それから漁業にも導入できます。漁業は最も発展したマーケットの一つであると同時に、まだネットワーク技術が進出していない分野とも言えます。例えば漁師がマグロを釣りたい場合、政府に漁業の許可申請をすることになります。このとき、漁船に当社製品を取り付ければ、漁船をモニタリングすることが可能になります。きちんと領海内で活動を行っていることが確認でき、違法な海域で活動している場合にはアラートを発することができます。

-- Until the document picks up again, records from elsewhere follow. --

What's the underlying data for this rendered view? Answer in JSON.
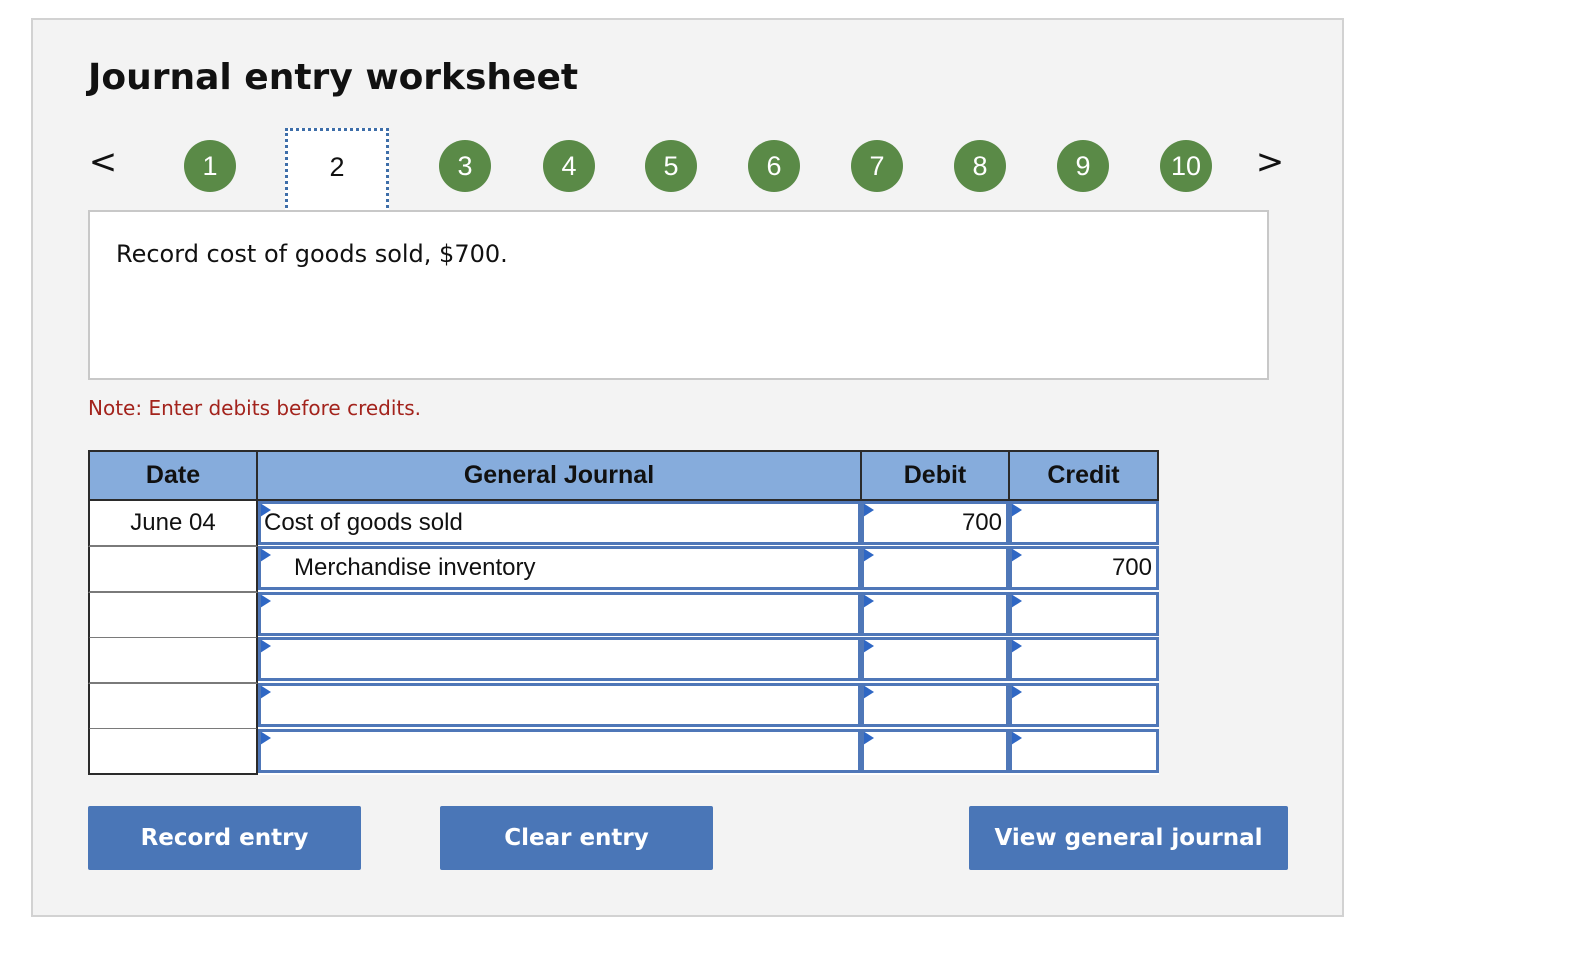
{
  "worksheet": {
    "title": "Journal entry worksheet",
    "nav": {
      "prev": "<",
      "next": ">",
      "steps": [
        "1",
        "2",
        "3",
        "4",
        "5",
        "6",
        "7",
        "8",
        "9",
        "10"
      ],
      "active_step": "2"
    },
    "instruction": "Record cost of goods sold, $700.",
    "note": "Note: Enter debits before credits."
  },
  "journal": {
    "headers": {
      "date": "Date",
      "account": "General Journal",
      "debit": "Debit",
      "credit": "Credit"
    },
    "rows": [
      {
        "date": "June 04",
        "account": "Cost of goods sold",
        "debit": "700",
        "credit": ""
      },
      {
        "date": "",
        "account": "Merchandise inventory",
        "debit": "",
        "credit": "700"
      },
      {
        "date": "",
        "account": "",
        "debit": "",
        "credit": ""
      },
      {
        "date": "",
        "account": "",
        "debit": "",
        "credit": ""
      },
      {
        "date": "",
        "account": "",
        "debit": "",
        "credit": ""
      },
      {
        "date": "",
        "account": "",
        "debit": "",
        "credit": ""
      }
    ]
  },
  "buttons": {
    "record": "Record entry",
    "clear": "Clear entry",
    "view": "View general journal"
  },
  "colors": {
    "step_green": "#5a8a47",
    "header_blue": "#86acdc",
    "button_blue": "#4a76b7",
    "note_red": "#a3231c",
    "field_border": "#4f77b8"
  }
}
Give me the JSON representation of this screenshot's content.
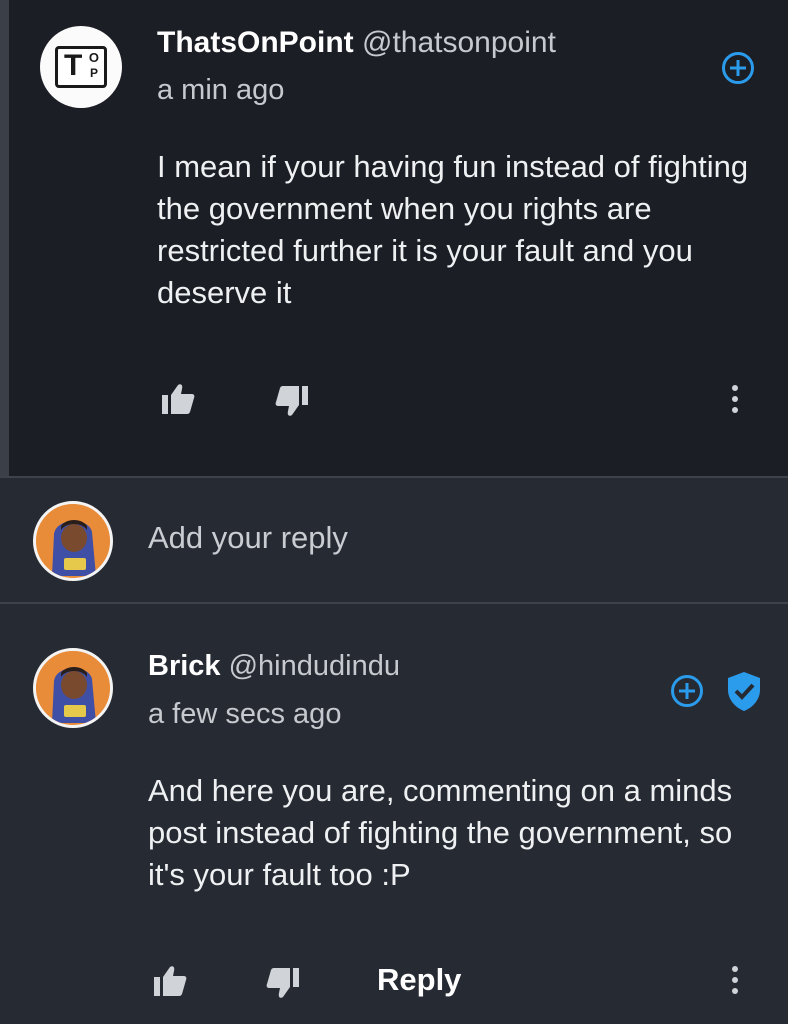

農業も導入の効果が期待できます。農業分野においては、米国で200億ドル規模の経済効果に寄与します。さらに世界全体では500億ドルぐらいの規模になるでしょう。
導入事例としては、蜂蜜を製造している養蜂場のケースがあります。養蜂家は作物やその他の植物の受粉シーズンに合わせて、国を横断する移動をしています。そこで、巣箱にIoTセンサーなどを取り付け、一ヶ所で蜜を集めているとき、および移動中のそれぞれで、温度などを監視し、ミツバチの健康状態を向上させます。これにより、蜂蜜の収量を増やすとともに、受粉が促進されることで、作物の質も向上する可能性があります。 養蜂場のデータは衛星通信を通じてデータセンターに送られ、そこから農家のモニタリングアプリなどにデータを転送します。

導入スポットは発電所から需要家まで

―エネルギーの管理やモニタリングを行うサービスの事例は、あるのでしょうか。

Steinlauf氏:hiSkyではもちろん、水道、ガス、電気などの公益事業の設備もサービスの対象としています。

公益事業のネットワークは電力などの潮流や利用状況を管理するスマートグリッドに移行しています。そこで導入可能な仕組みとしては、例えば、発電所から各家庭へ電力を配送する送電網の各スポットをモニタリングして、データを取得するというものがあります。これにより、リアルタイムで各スポットの計測結果を視覚化できると同時に、遠隔で管理ができ、その結果として企業や家計にとっては余分なコストのカットが実現できます。

hiSky社資料より

例えば家庭で電力を消費すると、データアグリゲータへ情報が転送され、そこから接続されたhiSkyの端末Smartellite™に転送されます。そこからさらに衛星ネットワークからAMIクラウドデータ、電力会社に転送されるという仕組みです。

hiSky社資料より

―今後、世界各地に小規模な再生可能エネルギーの発電設備などが増えていきます。例えば、こうした設備の管理にあたって、省力化・効率化に使えるものなのでしょうか。

Steinlauf氏:風力発電所のオペレーションを例に取りましょう。従来ですと、何をするにも現場に行く必要がありました。しかし遠隔での監視・管理が可能になることで、企業にとっては人件費や移動費などのコストカットを可能にします。 通常の衛星通信用の機器は価格が高く、サイズが大きいのですが、hiSkyの商品は1,000ドル以下という価格でかつ小型であり、各事業者が所有するデバイスに簡単に取り付けることができます。

―hiSky社の技術や製品、サービスは、社会や人々の生活をどのように変えるのでしょうか。

Steinlauf氏:政府の意思決定が必要になるとき、遠隔地のデータが容易に扱えるようになるので、例えば津波が起きた時など、発生源付近の地域に街中の中心部にいながらアラートを出すことができるようになります。私たちは今後も、より信頼できるサービスを提供して、もっと多くの人に使ってもらえるようにしていきたいと考えています。